Friday, 12 May 2017

HUZZAHS FOR NEW USDA TRADE OFFICE, QUALMZ ABOUT STEWARDSHIP AND RURAL DEVELOPMENT.

Agriculture Secretary Sonny Perdue unveiled a USDA reorganization that would take effect in mid-June, highlighted by creation of a high-level office to promote U.S. farm exports, with President Trump’s call for a smaller and more efficient government still on the docket. Small-farm advocates said rural economic development was downgraded by Perdue’s package “in favor of boosting international trade.”

Groups speaking for grain and livestock producers applauded the new post of undersecretary for trade, mandated by the 2014 farm law. Exports generate 20 cents of each $1 in farm income and Perdue said the new undersecretary “will help me…to be an unapologetic advocate for American products. My message for farmers is simple: You grow it and we’ll sell it,” he said in an essay in the Wall Street Journal.

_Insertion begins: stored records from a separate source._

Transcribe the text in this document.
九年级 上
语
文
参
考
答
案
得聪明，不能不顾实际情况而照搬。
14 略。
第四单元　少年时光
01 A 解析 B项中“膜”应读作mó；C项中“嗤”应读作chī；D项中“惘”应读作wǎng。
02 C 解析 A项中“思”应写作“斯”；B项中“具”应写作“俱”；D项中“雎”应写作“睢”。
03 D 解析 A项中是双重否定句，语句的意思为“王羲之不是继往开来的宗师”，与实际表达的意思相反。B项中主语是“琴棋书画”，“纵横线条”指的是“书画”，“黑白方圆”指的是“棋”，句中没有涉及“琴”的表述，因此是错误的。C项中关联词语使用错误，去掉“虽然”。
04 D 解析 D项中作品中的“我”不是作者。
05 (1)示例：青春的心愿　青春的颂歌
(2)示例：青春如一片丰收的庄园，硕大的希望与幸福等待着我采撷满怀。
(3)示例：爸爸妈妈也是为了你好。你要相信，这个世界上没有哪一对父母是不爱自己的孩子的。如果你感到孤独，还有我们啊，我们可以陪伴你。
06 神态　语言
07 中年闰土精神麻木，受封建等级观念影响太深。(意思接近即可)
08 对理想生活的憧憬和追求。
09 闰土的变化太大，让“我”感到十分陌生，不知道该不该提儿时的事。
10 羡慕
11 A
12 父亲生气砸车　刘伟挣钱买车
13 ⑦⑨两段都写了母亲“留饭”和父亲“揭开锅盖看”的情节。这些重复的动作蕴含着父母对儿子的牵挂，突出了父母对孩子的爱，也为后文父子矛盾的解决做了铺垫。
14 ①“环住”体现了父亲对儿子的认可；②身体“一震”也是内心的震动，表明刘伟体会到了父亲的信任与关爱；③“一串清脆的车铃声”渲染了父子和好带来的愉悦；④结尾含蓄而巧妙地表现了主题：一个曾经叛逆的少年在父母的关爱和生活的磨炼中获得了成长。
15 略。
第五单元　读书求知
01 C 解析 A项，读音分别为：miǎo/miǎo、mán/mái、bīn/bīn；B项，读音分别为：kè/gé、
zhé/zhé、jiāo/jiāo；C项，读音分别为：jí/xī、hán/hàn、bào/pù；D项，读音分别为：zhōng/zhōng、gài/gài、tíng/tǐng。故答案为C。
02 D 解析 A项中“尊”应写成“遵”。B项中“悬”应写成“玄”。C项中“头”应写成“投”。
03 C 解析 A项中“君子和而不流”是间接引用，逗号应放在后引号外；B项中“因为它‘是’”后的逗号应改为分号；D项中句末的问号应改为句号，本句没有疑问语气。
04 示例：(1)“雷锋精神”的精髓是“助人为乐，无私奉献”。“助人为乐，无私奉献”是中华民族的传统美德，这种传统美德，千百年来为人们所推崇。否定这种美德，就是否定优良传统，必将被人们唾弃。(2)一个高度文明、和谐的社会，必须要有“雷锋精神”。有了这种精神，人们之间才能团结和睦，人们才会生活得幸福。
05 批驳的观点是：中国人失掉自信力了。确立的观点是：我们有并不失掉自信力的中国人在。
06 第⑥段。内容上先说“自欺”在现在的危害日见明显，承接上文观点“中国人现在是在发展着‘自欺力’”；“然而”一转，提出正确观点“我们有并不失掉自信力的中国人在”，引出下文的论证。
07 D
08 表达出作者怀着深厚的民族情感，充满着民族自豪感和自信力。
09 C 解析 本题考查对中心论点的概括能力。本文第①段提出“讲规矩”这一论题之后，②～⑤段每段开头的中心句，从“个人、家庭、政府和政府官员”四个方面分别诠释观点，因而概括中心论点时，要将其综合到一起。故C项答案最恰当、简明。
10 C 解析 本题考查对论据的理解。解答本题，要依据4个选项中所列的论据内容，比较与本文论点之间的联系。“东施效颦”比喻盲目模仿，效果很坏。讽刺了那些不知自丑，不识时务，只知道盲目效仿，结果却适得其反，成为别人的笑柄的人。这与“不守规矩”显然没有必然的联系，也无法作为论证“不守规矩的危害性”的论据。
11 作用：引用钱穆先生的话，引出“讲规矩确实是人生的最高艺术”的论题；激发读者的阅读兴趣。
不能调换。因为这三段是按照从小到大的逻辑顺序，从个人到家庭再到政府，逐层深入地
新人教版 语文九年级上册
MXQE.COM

A USDA spokesman said the reorganization will become effective in 30 days and does not need legislative approval. The plan is “a down payment” on Trump’s executive order for agencies to propose a more efficient and smaller government, he said. “As we move forward, as we see opportunities to make further changes to the department that will improve the delivery of services to our wide array of customers, we will do so. USDA is in the process of preparing materials in response to the order.”

The package unveiled on Thursday would abolish the undersecretary for rural development and unite crop subsidy and land stewardship programs in the same operating arm. Both are significant changes. Lawmakers and the two largest farm groups were guarded in their initial assessments of those steps.
Rural development will become an office that reports directly to Perdue – an elevation in importance, according to USDA. The National Sustainable Agriculture Coalition (NSAC) questioned how much time Perdue would have for rural programs among his many duties. Groups such as the Environmental Defense Fund said “as long as conservation priorities do not take a back seat to farm production goals, both farmers and the environment can benefit” from having one undersecretary over see crop subsidies and conservation, as proposed by Perdue.

“The impacts of such a significant reorganization are hard to predict without more information from USDA and the administration,” said president Roger Johnson of the National Farmers Union, who cited the White House proposal in March for a 21 percent cut in discretionary spending by USDA.

The senior Democrat on the Senate Agriculture Committee, Debbie Stabenow, said Perdue’s package “would eliminate an important voice for rural America” – the undersecretary. The Republican chairmen of the Senate and House Agriculture Committees welcomed the undersecretary for trade and said they would review the rest of the package.

Said House Agriculture Chairman Michael Conaway, “The committee will take a very close look at each of the proposed changes and this will be one of the many important topics we cover when the secretary appears before the committee next week.” Perdue is to testify on the rural economy on Wednesday.

The new undersecretary for trade would oversee the Foreign Agricultural Service with its global network of agricultural attachés and would lead USDA trade policy. That would diminish the power of the No. 3 officer at USDA, the undersecretary for farm and foreign agricultural services, whose office would be oriented to domestic programs and re-named as the undersecretary for farm production and conservation in charge of the farm subsidies, crop insurance and conservation.

At present, the Farm Services Agency, which runs the farm program, also controls the Conservation Reserve, the largest land-idling program. A different undersecretary has jurisdiction over land, water and wildlife stewardship programs for working lands. The reorganization would end the division of authority.

Perdue said the goal of the new mission area of farm production and conservation “is to provide a one-stop shop for USDA’s primary customers: America’s farmers, ranchers and foresters.”
The NSAC said a change in the organization chart did not guarantee less paperwork at the farm level. “With no full proposal yet released that details this part of the reorganization, it is difficult to say whether or not it will result in more effective outcomes for farmers and the environment,” it said. BY CHUCK ABBOTT.